I see them going out the NAT but no reply. I don't think it's possible for external interface types like tun and ethernet to send traffic to loopback interfaces.

thomaseizinger commented 3 months ago

I see them going out the NAT but no reply. I don't think it's possible for external interface types like tun and ethernet to send traffic to loopback interfaces.

From connlib's perspective an ICMP you send to the TUN interface is an "incoming" packet (we read from the TUN device). We have to generate the ICMP reply and send it back if we want loopback IPs to work, I believe.

We can do that for ICMP, it is not a difficult protocol. Not sure if it is worth it? Could be used a simple liveness check of connlib?

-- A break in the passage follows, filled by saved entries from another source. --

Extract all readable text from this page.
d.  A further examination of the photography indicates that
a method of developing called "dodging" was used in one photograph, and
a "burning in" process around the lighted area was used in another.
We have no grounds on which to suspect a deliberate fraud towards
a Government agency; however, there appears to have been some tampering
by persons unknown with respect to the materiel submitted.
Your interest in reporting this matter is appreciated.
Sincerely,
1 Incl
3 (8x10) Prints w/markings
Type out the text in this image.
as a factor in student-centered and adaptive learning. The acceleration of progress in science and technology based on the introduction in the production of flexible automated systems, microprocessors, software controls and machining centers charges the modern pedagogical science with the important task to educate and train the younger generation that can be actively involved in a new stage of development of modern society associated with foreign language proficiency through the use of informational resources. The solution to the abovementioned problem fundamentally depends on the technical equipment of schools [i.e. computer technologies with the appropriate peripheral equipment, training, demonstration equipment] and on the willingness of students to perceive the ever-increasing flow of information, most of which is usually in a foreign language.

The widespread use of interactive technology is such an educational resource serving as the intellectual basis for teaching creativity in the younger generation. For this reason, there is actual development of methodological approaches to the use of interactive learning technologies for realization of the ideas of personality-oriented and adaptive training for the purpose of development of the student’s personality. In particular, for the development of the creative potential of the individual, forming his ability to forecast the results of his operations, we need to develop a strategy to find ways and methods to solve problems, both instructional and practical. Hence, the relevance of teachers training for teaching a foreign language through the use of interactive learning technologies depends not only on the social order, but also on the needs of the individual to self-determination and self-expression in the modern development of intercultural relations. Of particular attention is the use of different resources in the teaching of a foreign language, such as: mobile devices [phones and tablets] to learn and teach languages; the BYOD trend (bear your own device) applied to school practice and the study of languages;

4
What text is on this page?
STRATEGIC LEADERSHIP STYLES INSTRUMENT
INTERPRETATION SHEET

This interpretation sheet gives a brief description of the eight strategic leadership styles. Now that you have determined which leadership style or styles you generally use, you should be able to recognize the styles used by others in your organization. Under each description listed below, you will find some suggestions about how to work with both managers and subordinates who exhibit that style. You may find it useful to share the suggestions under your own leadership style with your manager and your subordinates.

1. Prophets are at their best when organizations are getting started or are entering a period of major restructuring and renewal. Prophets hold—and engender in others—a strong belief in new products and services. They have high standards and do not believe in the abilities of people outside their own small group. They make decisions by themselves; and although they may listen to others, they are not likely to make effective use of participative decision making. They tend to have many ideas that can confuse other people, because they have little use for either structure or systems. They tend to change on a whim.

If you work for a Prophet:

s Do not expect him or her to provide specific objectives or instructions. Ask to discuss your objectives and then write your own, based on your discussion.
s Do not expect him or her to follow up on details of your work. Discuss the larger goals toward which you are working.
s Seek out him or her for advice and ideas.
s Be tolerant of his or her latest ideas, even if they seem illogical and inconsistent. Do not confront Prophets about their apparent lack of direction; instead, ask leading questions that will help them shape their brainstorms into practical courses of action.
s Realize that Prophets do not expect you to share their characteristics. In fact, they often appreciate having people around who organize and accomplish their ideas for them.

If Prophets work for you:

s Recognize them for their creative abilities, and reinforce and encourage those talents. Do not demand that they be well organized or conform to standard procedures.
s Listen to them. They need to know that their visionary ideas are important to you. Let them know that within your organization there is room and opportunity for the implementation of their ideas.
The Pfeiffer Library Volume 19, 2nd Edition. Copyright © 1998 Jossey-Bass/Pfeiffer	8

jamilbk commented 3 months ago

But it's not going to the TUN interface, it's going to the lo interface. So we:

  1. read from the TUN device
  2. see the ICMP packet
  3. establish the nat peer table entry with SRC as the tun interface IP and DEST as 127.0.0.1
  4. send it off
  5. fail, the netstack won't honor this because 127.0.0.1 is not routable.

We'd probably have to rewrite the src to 0.0.0.0 or something, and then perform the reverse mangling when we receive the reply, right? Not sure it's worth all the hassle to be able to ping 127.0.0.1 remotely.

jamilbk commented 3 months ago

Or we'd need some special case to check for loopback IPs and make sure they get sent and received out the lo interface.